Knowledge and malaria treatment practices using artemisinin combination therapy (ACT) in Malawi: survey of health professionals

23 Sep 2011
Malaria Journal

Linda V Kalilani-Phiri, Douglas Lungu and Renia Coghlan



Malaria still remains a life-threatening disease worldwide causing between 190 and 311 million cases of malaria in 2008. Due to increased resistance to sulphadoxine-pyrimethamine (SP), the Ministry of Health in Malawi, as in many sub-Saharan African countries, changed the malaria treatment policy to use artemisinin-based combination therapy (ACT). In order to optimize the correct use of this drug, and protect against the development of the parasite's resistance, it is important to assess the knowledge and practices of medical practitioners on the use of ACT and its impact on adherence to new treatment policy guidelines.

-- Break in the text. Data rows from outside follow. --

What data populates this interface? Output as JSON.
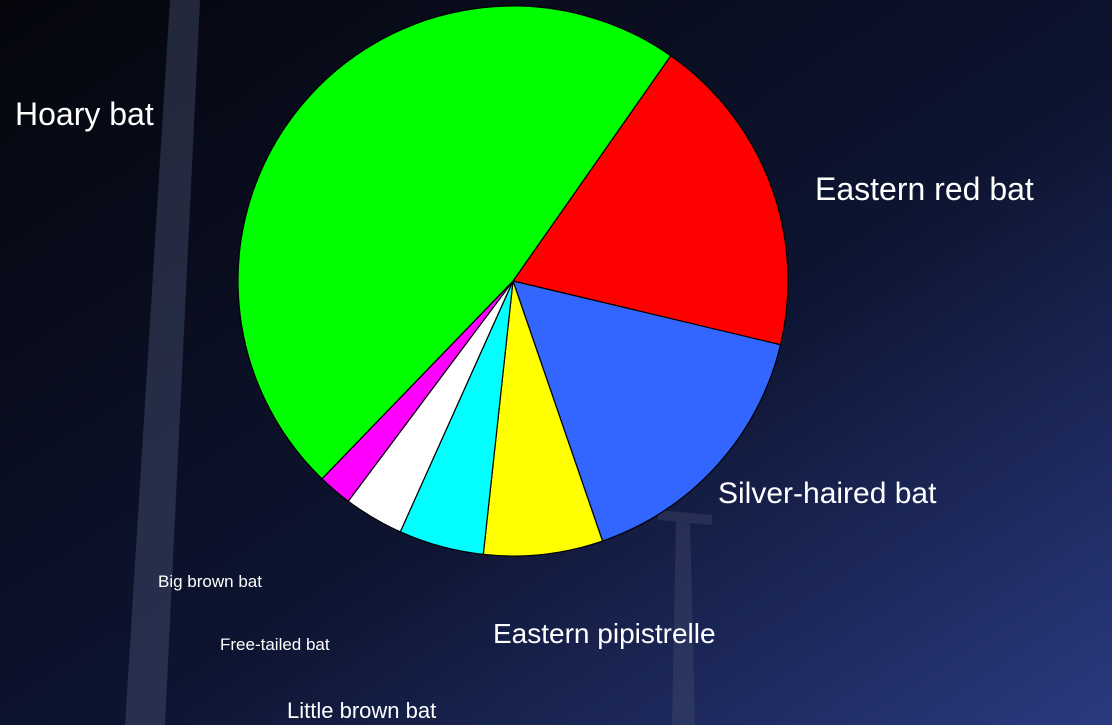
{
  "chart_data": {
    "type": "pie",
    "categories": [
      "Eastern red bat",
      "Silver-haired bat",
      "Eastern pipistrelle",
      "Little brown bat",
      "Free-tailed bat",
      "Big brown bat",
      "Hoary bat"
    ],
    "values": [
      19,
      16,
      7,
      5,
      3.5,
      2,
      47.5
    ],
    "colors": [
      "#ff0000",
      "#3366ff",
      "#ffff00",
      "#00ffff",
      "#ffffff",
      "#ff00ff",
      "#00ff00"
    ]
  }
}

A cross-sectional survey was conducted to assess the knowledge and perceptions of Malawian medical doctors and pharmacists on the use of ACT and the drivers of treatment choice and clinical treatment decisions. Medical doctors and pharmacists who are involved in managing malaria patients in Malawi were recruited and a self-administered questionnaire was used to obtain information on socio-demographic characteristics of the study participants, knowledge on ACT, source of information on ACT and methods used to decide on the treatment of patients with malaria.


Most of the participants (95.7%) know at least one form of ACT, 67.4% reported that different forms of ACT have different characteristics, 77.3% reported that there are special formulations for children. The most commonly mentioned ACT was arteme-ther-lumefantrine (AL), by 94.6% of the participants and 75.0% of the participants indicated that they prefer to prescribe AL. 73.9% of participants had ever received information on ACT. However, only 31.5% had received training on management of malaria using ACT. There were 71.7% respondents who had heard of ACT causing side effects. Only 25.0% of the participants had received training on how to report SAEs.


It was found that most of the participants know about ACT and treatment guidelines for malaria. However, most of the participants have not received any training on how to use ACT and how to report adverse effects arising from the use of ACT. There is need for more training of health care professionals to ensure correct and effective use of ACT.